Honestly, this kind of honesty gets me in trouble sometimes, but when space wayfarers from the year 45x923 (Zircon era) pass over these bits with their data scanners, they'll nod and say, "that boy spoke some truth!"
Yes. In the Zircon era, accents that echo the American southeast are all the rage.
But really, I've been getting consistent feedback that takes two forms: "Wow, yeah, you need to drop the chess thing pronto. Very confusing" and "Wow, yeah! This looks great! I'd love to play a chess variant like this!"
There's not a lot of wiggle room there. It's either ditch the chess concept, which is the "factor x" that makes my humble tactics game stand out conceptually, or keep it and risk alienating a huge swath of potential customers. Will the game still be called Chess Heroes when it's released? Watch this space!
New Features
- A progression system is mostly intact: title, zone, area, scenario, handling player progression, saving profile data, etc. And the way I'm organizing the files is slowly becoming set in stone. I usually spend way too much time in this area, and sometimes make the wrong guess, so now it's functionality first, dev-accessibility later.
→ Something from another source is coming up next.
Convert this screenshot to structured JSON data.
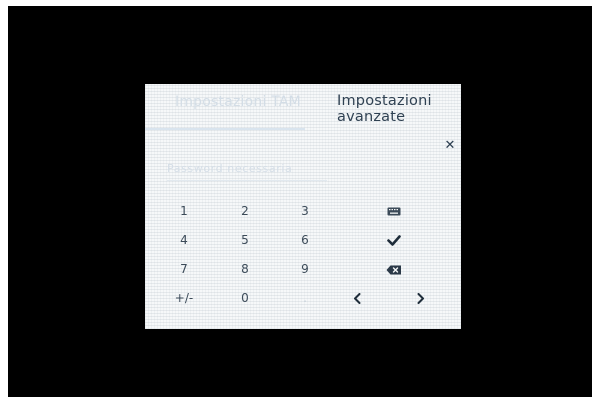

- The game knows if it's in Demo mode or not, knows if it's in Debug mode or not. There's alternate progression models for Demo and special scripts for debug.
- You can lose if an enemy piece reaches your home row, and win if you reach their home row.
- There's a nifty help system for pieces that zooms in on the piece in question and brings up a diagram showing how the piece can move. It does this automatically when you load a scenario with a new piece or ability.
- The AI will signal when it has no moves (which is possible if it only has pawns left) and pass the turn back to the player.
- Pieces topple over and fade when captured. I love that it took all of two lines to make the toppling happen: 1. add rigidbody 2. rigidbody kick
- New particles go from a sacrificed pawn to its "taker." This effect needs to sell better, but it's a start.
Open Questions
- What's the look and feel I'm after? What suits the game best? Can it stand on its own as a casual turn-based tactics game? Scratch that... can it stand out as a casual turn-based tactics game? I have to come up with a hook beyond "it's cleverly designed," I think.